Dr. Nimesh Patel highlights advancements in diagnostics and treatments for retinal diseases
Nimesh Patel, MD, a retina specialist focusing in pediatric retina at the Mass Eye and Ear Infirmary in Boston Children’s Hospital and Assistant Professor of Ophthalmology at Harvard Medical School and the Director of Pediatric Retina, discussed the many advancements in both diagnostics and treatment in the retina realm.
Plus, hear Dr. Patel talk about the next frontier of treatment for retinal conditions.
Question:
What are the latest trends and advancements in retinal diseases as it relates to diagnostics, imaging, and treatment innovations?
Nimesh Patel, MD:
There are a lot advancing in retina, and that’s why it’s a really fun field to be a part of, both in diagnostics and treatment. I think mainly in diagnostics, what we’re trying to do is look at how can we image patients non-invasively, and that’s where optical coherence tomography angiographies has taken a big leap forward. No longer are we doing often fluorescein angiographies, which is a dye-based, injection-based technology, and we can usually get most of the information with a wide-field OCTA. Some of those are in research, but there are some clinical devices available, so that’s probably our latest advancement in imaging. In terms of therapeutics, there are a lot of different options for the treatment of diabetic disease and macular degeneration. There are a lot of innovations both looking at certain pathways. We’ve been using anti-VEGF, but there are other pathways that could potentially be available to us as an option. Then also looking at durability and seeing if there’s ways that we can increase the duration of treatments of some of the medications that we already have.
Question:
How is artificial intelligence being used to diagnose and treat retinal disorders?
Nimesh Patel, MD:
There is a lot of research in artificial intelligence. It’s a hot area, not just in ophthalmology. It surprisingly hasn’t really hit prime time yet, and even for pediatric retina and ROP, it seems like it should be able to. Ophthalmology is a very imaging specific specialty, and a lot of things can be fairly black and white in terms of decisions to treat or not treat. It’s surprising that artificial intelligence hasn’t really taken off.
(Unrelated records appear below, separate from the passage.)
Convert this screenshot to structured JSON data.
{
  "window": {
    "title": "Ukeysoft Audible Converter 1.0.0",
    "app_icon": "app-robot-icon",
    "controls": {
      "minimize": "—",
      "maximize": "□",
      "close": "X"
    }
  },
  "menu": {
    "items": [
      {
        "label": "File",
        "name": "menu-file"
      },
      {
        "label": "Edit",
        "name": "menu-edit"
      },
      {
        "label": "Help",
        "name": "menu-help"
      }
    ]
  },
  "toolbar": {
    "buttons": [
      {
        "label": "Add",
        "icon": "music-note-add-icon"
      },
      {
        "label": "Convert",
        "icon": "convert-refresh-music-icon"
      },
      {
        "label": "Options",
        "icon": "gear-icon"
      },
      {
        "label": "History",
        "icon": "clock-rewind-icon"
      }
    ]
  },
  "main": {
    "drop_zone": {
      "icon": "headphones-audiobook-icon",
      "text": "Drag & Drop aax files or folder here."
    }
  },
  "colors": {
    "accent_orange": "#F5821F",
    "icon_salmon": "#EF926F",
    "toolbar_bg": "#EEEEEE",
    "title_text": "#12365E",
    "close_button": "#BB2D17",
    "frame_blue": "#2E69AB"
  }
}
Currently, there is an FDA-approved treatment or imaging device called the IDX, but that really tells you whether you can refer or not, and it’s not really in the ophthalmology clinics. I think the best avenue for artificial intelligence is probably a screening device to tell us, if you go into CVS, could you get this image and let us know if you should see an ophthalmologist? It’s probably not ready for being in the ophthalmology clinics to assist clinicians and how to treat, and how often to treat.
Part of the limitations have been that these have to be trained on a certain data set of patients, and they’re not always generalizable to other patients. There are also some issues right now with data security. Who’s liable for this? Let’s say the artificial intelligence tells you something wrong, who’s liable for that? Also in reimbursement, so if these images are being overread by someone who’s being reimbursed for that, so there’s some challenges still to the implementation of artificial intelligence in ophthalmology.
Question:
How do you approach discussing prognosis and treatment plans with patients with progressive retinal diseases?
Nimesh Patel, MD:
The good news in retinas, we can cure a lot of diseases. Retinal detachments, membranes, a lot of the surgical, even diabetic retinopathy is often reversible if you catch it early. Some of the things that we do treat do progress, things like macular degeneration and geographic atrophy. We’ve had to have these conversations a lot in the past with geographic atrophy, which tends to be something that progresses and eventually takes out the vision. We do have now some treatments available that can slow down the progression in theory, and that’s yet to be seen necessarily in the real world just yet. But we’ve been discussing that with these patients that although they have a progressive retinal condition, there’s a lot of research being done, and we try to provide them some hope, and I usually make sure I’m still seeing those patients every year or so to update them on what’s available.
For example, a couple years ago when there was nothing available for geographic atrophy, now I can see that patient back and say, “Here’s what we have right now. It’s in the early stages; here’s the risks and benefits,” and then see where they stand. Then even next year, maybe there will be hundreds of thousands of patients treated. I can now have a more informed discussion with them if this is a correct medication. In summary, for these patients with progressive retinal conditions that we may or may not have treatments for, I still like to see them back and try to give them hope, discussing what’s out there in the research pipeline.